Neo4j how to avoid supernodes

2020-04-09 22:03发布

问题:

In my Neo4j project I have Role and Permission entities which represent user roles and permissions. Each User in the system has relationships to appropriate sets of roles and permissions.

I think Role and Permission are some kind of supernodes that can become a major headache from a performance point of view in future.

What is the best practice for this case ? How to reimplement Role and Permission in order to avoid possible issues with supernodes ?

回答1:

Do you plan to make some aggregate/mass queries based on Roles (i.e. count number of people of certain role, list them)?

If not, and you just want to check if a specific user has certain Role, than in my humble opinion it should not cause difficult to maintain, important performance issues ( as you will traverse certain relationships of the graph, ignoring vast majority of multiple relations of your "supernodes" ). I would keep with simple design ( "premature optimization is the root of all evil" ;) ), and once problems are noticed (internally, relationships are stored in a linkedlist-like structure, so finding a proper one may take time on supernode, even if you restrict searching to a certain relation type), splitting Role nodes using meta-node approach should do the job (it's described in Learning Neo4j)

If yes, you have a problem. That's probably a field in which RDBMS are better... Using meta nodes probably won't help, as you will still to have process all of them to list/count all users... So caching that data in a separate store may be simply the best idea ...



回答2:

I'm going to assume that you're just using Neo4j as a permissions lookup data source (like hasPermission(current_user, 'permission_string')) and not tied into any queries to other entities. That can be fine, especially if you have a hierarchical access schema. If that's not true then this might not apply and it would be good to have a clearer idea of what your entities look like.

Since you're likely using permissions throughout your application it might and if they're going to grow in size and scope it could make sense for performance to use some form of caching like an in-memory store or in Redis, for example.

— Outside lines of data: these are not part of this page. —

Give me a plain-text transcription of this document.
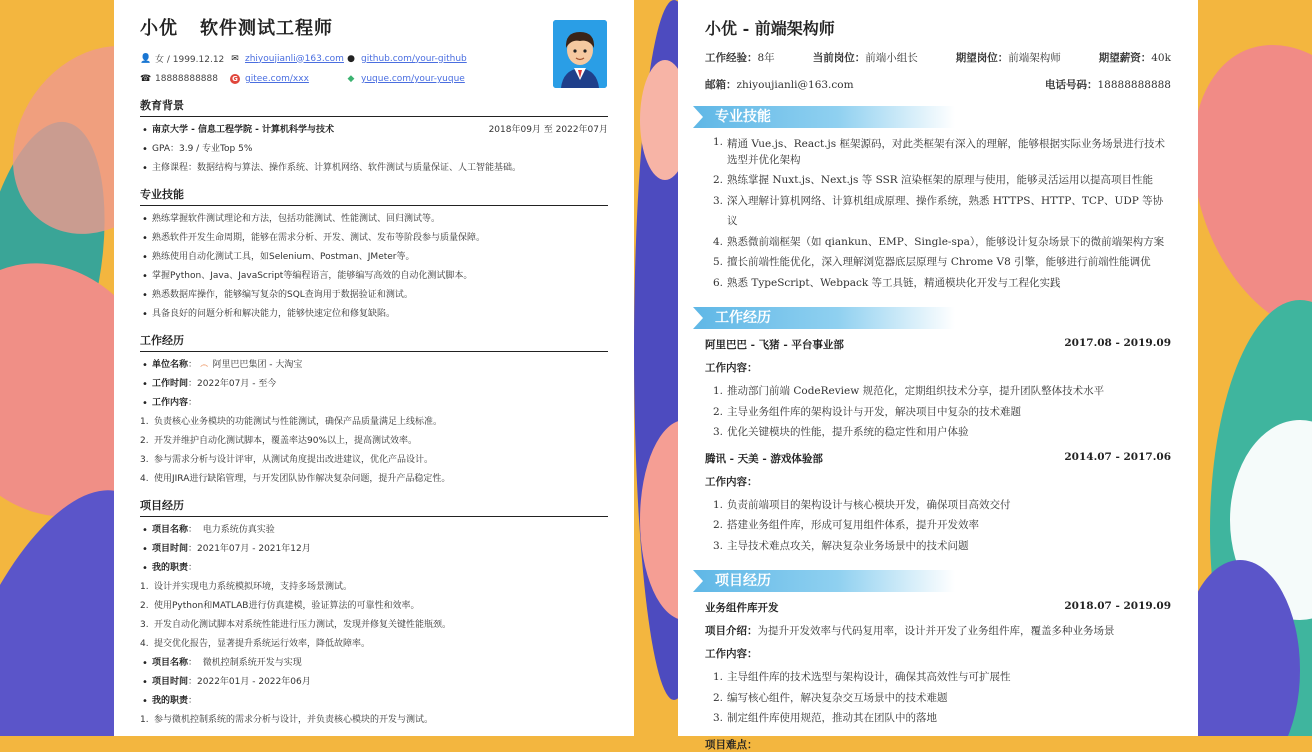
小优 软件测试工程师
👤 女 / 1999.12.12 ✉ zhiyoujianli@163.com ● github.com/your-github
☎ 18888888888	G gitee.com/xxx	◆ yuque.com/your-yuque
教育背景
• 南京大学 - 信息工程学院 - 计算机科学与技术	2018年09月 至 2022年07月
• GPA：3.9 / 专业Top 5%
• 主修课程：数据结构与算法、操作系统、计算机网络、软件测试与质量保证、人工智能基础。
专业技能
• 熟练掌握软件测试理论和方法，包括功能测试、性能测试、回归测试等。
• 熟悉软件开发生命周期，能够在需求分析、开发、测试、发布等阶段参与质量保障。
• 熟练使用自动化测试工具，如Selenium、Postman、JMeter等。
• 掌握Python、Java、JavaScript等编程语言，能够编写高效的自动化测试脚本。
• 熟悉数据库操作，能够编写复杂的SQL查询用于数据验证和测试。
• 具备良好的问题分析和解决能力，能够快速定位和修复缺陷。
工作经历
• 单位名称： ෴ 阿里巴巴集团 - 大淘宝
• 工作时间：2022年07月 - 至今
• 工作内容：
1. 负责核心业务模块的功能测试与性能测试，确保产品质量满足上线标准。
2. 开发并维护自动化测试脚本，覆盖率达90%以上，提高测试效率。
3. 参与需求分析与设计评审，从测试角度提出改进建议，优化产品设计。
4. 使用JIRA进行缺陷管理，与开发团队协作解决复杂问题，提升产品稳定性。
项目经历
• 项目名称：  电力系统仿真实验
• 项目时间：2021年07月 - 2021年12月
• 我的职责：
1. 设计并实现电力系统模拟环境，支持多场景测试。
2. 使用Python和MATLAB进行仿真建模，验证算法的可靠性和效率。
3. 开发自动化测试脚本对系统性能进行压力测试，发现并修复关键性能瓶颈。
4. 提交优化报告，显著提升系统运行效率，降低故障率。
• 项目名称：  微机控制系统开发与实现
• 项目时间：2022年01月 - 2022年06月
• 我的职责：
1. 参与微机控制系统的需求分析与设计，并负责核心模块的开发与测试。
小优 - 前端架构师
工作经验：8年	当前岗位：前端小组长	期望岗位：前端架构师	期望薪资：40k
邮箱：zhiyoujianli@163.com	电话号码：18888888888
专业技能
1. 精通 Vue.js、React.js 框架源码，对此类框架有深入的理解，能够根据实际业务场景进行技术选型并优化架构
2. 熟练掌握 Nuxt.js、Next.js 等 SSR 渲染框架的原理与使用，能够灵活运用以提高项目性能
3. 深入理解计算机网络、计算机组成原理、操作系统，熟悉 HTTPS、HTTP、TCP、UDP 等协议
4. 熟悉微前端框架（如 qiankun、EMP、Single-spa），能够设计复杂场景下的微前端架构方案
5. 擅长前端性能优化，深入理解浏览器底层原理与 Chrome V8 引擎，能够进行前端性能调优
6. 熟悉 TypeScript、Webpack 等工具链，精通模块化开发与工程化实践
工作经历
阿里巴巴 - 飞猪 - 平台事业部	2017.08 - 2019.09
工作内容：
1. 推动部门前端 CodeReview 规范化，定期组织技术分享，提升团队整体技术水平
2. 主导业务组件库的架构设计与开发，解决项目中复杂的技术难题
3. 优化关键模块的性能，提升系统的稳定性和用户体验
腾讯 - 天美 - 游戏体验部	2014.07 - 2017.06
工作内容：
1. 负责前端项目的架构设计与核心模块开发，确保项目高效交付
2. 搭建业务组件库，形成可复用组件体系，提升开发效率
3. 主导技术难点攻关，解决复杂业务场景中的技术问题
项目经历
业务组件库开发	2018.07 - 2019.09
项目介绍：为提升开发效率与代码复用率，设计并开发了业务组件库，覆盖多种业务场景
工作内容：
1. 主导组件库的技术选型与架构设计，确保其高效性与可扩展性
2. 编写核心组件，解决复杂交互场景中的技术难题
3. 制定组件库使用规范，推动其在团队中的落地
项目难点：
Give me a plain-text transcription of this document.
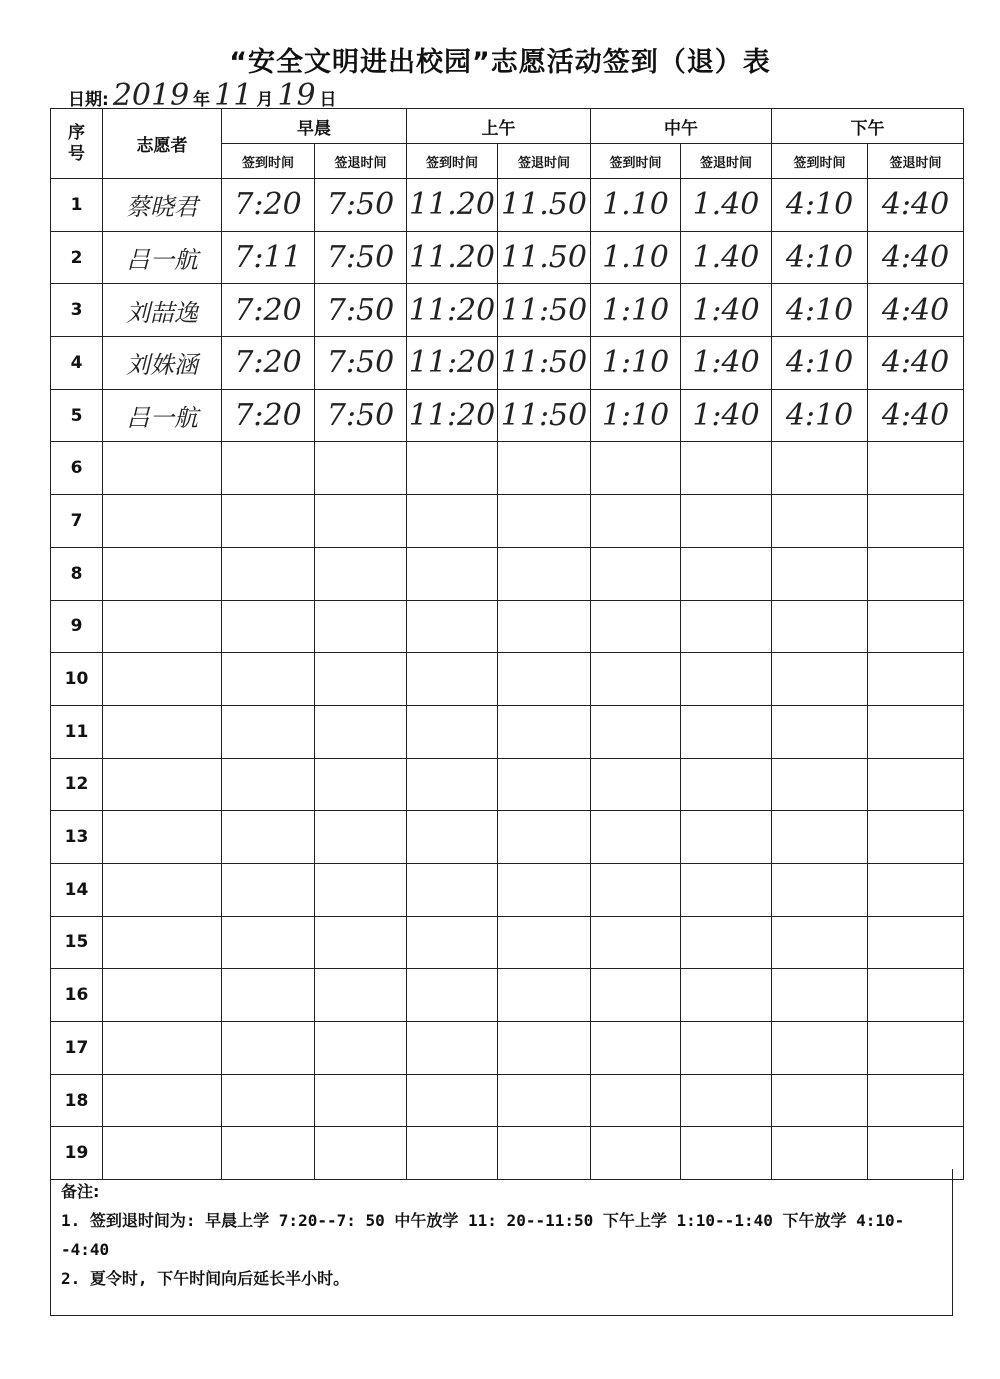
“安全文明进出校园”志愿活动签到（退）表
日期: 2019 年 11 月 19 日
序号	志愿者	早晨		上午		中午		下午	
		签到时间	签退时间	签到时间	签退时间	签到时间	签退时间	签到时间	签退时间
1	蔡晓君	7:20	7:50	11.20	11.50	1.10	1.40	4:10	4:40
2	吕一航	7:11	7:50	11.20	11.50	1.10	1.40	4:10	4:40
3	刘喆逸	7:20	7:50	11:20	11:50	1:10	1:40	4:10	4:40
4	刘姝涵	7:20	7:50	11:20	11:50	1:10	1:40	4:10	4:40
5	吕一航	7:20	7:50	11:20	11:50	1:10	1:40	4:10	4:40
6									
7									
8									
9									
10									
11									
12									
13									
14									
15									
16									
17									
18									
19									
备注:
1. 签到退时间为: 早晨上学 7:20--7: 50 中午放学 11: 20--11:50 下午上学 1:10--1:40 下午放学 4:10--4:40
2. 夏令时, 下午时间向后延长半小时。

It might even make sense to generate a denormalized cache of every permission state for every user. So you would evaluate your rules which might be based on hierarchical roles/permissions and come out with a list of "User X has permission Y". Then whenever you change a user or a permission you'd regenerate the cache for that entity, and if you changed a role you would regenerate the cache for all of the associated users and permissions.

Also I don't know if I would apply this advice to just Neo4j. If you're talking about a simple key/value lookup then a lot of general purpose databases would be overkill in performance critical situations.